19 grudnia 2011
W kraju świeżego poranka
Nieświeży oddech.Łzy i para z ust zamarzają.I ludzie listy piszą. Kondolencyjne.
Ukochani Towarzysze z Koreańskiej Republiki Ludowo - Demokratycznej!
Wasz Wielki Wódz Kim Dzong Il był zawsze natchnieniem o poranku, dzięki Niemu życie nabierało tempa. W związku z Jego śmiercią pozostajemy w nieopisanym żalu i rozpaczy.
Jesteśmy zarazem dumni,że możemy złożyć Umiłowanemu Wodzowi Kim Dzong Unowi i całemu demokratycznemu Narodowi Koreańskiemu życzenia wszelkiej pomyślności w walce o wcielanie w życie nieśmiertelnych idei Wielkiego Kim Dzong Ila i Nieśmiertelnego Kim Ir Sena.
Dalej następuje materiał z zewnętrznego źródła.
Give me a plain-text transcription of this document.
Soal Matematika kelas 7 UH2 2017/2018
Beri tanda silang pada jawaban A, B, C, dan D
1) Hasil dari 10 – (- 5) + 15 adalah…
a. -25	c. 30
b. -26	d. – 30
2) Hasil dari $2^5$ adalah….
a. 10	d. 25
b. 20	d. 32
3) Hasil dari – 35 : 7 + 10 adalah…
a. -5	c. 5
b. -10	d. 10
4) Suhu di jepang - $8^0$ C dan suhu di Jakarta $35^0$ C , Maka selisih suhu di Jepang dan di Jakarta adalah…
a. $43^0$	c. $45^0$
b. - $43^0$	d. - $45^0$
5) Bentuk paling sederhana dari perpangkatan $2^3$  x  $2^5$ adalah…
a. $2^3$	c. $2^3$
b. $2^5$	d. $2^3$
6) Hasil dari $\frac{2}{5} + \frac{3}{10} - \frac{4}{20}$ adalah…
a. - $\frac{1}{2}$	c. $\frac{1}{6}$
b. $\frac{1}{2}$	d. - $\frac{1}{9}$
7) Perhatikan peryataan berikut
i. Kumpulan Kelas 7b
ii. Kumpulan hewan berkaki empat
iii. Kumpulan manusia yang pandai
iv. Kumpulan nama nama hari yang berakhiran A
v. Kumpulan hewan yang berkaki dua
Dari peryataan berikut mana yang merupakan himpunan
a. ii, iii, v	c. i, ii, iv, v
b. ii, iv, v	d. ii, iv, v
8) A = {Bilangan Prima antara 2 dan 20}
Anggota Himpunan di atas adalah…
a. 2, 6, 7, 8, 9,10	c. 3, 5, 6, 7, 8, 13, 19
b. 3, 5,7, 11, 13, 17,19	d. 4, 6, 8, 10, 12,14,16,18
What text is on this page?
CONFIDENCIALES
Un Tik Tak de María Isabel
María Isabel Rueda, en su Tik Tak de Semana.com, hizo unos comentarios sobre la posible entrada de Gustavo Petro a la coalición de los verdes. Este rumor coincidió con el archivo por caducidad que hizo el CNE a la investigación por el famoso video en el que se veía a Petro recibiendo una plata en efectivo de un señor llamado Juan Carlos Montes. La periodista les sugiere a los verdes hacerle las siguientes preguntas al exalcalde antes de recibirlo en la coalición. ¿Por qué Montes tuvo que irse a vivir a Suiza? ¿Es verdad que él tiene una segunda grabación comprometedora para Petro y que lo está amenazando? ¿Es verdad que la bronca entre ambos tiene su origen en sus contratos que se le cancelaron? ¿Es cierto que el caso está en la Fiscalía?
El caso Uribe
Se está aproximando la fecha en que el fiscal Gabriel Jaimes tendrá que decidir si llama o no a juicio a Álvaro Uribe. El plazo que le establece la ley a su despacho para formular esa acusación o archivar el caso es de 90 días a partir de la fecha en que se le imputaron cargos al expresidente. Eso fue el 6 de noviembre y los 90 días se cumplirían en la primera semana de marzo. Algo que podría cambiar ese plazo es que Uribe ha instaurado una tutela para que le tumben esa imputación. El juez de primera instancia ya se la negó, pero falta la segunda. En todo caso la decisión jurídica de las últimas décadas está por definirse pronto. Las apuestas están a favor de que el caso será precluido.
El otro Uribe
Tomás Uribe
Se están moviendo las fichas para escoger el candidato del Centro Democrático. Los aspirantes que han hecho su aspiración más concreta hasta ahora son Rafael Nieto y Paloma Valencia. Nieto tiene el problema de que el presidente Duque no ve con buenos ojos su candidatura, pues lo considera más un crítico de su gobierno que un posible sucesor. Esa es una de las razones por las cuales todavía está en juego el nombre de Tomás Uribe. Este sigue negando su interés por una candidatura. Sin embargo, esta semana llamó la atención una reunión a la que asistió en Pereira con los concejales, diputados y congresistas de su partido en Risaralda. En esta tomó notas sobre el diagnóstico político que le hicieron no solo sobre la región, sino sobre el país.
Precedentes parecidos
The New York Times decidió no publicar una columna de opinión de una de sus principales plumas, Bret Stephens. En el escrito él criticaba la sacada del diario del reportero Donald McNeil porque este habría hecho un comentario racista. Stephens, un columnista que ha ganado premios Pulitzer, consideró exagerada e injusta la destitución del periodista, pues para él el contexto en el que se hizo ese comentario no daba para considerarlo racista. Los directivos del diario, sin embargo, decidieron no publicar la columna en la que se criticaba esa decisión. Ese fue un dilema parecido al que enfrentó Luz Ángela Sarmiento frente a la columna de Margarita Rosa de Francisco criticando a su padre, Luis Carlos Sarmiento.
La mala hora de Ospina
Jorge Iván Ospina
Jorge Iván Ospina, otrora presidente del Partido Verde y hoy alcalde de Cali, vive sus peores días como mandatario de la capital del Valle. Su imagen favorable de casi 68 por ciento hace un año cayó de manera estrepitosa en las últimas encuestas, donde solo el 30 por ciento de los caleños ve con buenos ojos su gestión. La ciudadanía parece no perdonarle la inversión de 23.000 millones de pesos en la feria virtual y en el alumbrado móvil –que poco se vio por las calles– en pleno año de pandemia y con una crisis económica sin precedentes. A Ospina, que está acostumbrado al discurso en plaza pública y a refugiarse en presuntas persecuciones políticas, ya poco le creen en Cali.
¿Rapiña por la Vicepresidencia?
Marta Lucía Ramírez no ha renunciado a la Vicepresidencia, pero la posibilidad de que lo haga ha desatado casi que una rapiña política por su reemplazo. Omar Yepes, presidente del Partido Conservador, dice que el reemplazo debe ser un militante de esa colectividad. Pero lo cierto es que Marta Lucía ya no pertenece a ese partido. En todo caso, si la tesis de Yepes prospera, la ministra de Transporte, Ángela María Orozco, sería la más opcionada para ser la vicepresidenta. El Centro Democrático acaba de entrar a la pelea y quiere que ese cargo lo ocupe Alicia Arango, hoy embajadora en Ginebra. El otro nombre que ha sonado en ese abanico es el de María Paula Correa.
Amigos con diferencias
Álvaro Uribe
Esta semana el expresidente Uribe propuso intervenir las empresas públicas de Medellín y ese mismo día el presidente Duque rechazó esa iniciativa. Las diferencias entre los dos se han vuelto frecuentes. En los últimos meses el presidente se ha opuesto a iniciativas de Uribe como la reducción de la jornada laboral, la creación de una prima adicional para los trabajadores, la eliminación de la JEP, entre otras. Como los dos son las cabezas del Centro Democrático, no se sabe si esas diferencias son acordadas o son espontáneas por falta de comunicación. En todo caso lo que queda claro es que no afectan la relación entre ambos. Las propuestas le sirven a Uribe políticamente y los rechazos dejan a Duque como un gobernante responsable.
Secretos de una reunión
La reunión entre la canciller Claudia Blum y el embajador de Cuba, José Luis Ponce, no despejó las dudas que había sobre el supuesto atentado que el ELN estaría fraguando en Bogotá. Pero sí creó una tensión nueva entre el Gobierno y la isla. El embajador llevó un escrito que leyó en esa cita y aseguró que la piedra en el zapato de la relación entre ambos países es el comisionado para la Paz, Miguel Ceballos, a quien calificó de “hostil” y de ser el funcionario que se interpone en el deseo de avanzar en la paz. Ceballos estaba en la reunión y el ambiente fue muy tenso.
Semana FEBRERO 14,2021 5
Dziś patrzymy z nadzieją na Umiłowanego Nowego Wodza Kim Dzong Una, który z taką stanowczością opiera się imperializmowi amerykańskiemu.Niech Wasza potęga i rozwój będzie
przestrogą dla wszelkich imperialistycznych działań,które podstępnie chcą zniszczyć zdobycze demokratycznej Wielkiej Korei Północnej. Z wyrazami szacunku...
Diamentowe Góry płaczą.Trawy i korzonki nabieraja wartości na giełdzie spożywczej .Monika Warneńska (niestety!)już nie napisze kolejnych przygód Karolinki. Koreańskie sieroty z Gołotczyzny nauczą się jezyka migowego.Defilada będzie trwać,a Andrzej Fidyk odbierze kolejną nagrodę.Spiżowy Kim Ir Sen jak we śnie głaskać bedzie główki dzieci.W warszawskim akademiku na Kickiego studenci koreańcy z czcią pochylą się przed ołtarzykami Kima.Na zielonych aksamitnych poduszeczkach.Będa potem pili hekolitry wódki.
I żaden z nich nie padnie pod stołem.
Nastąpi kolejny świeży poranek w kraju świeżego poranka.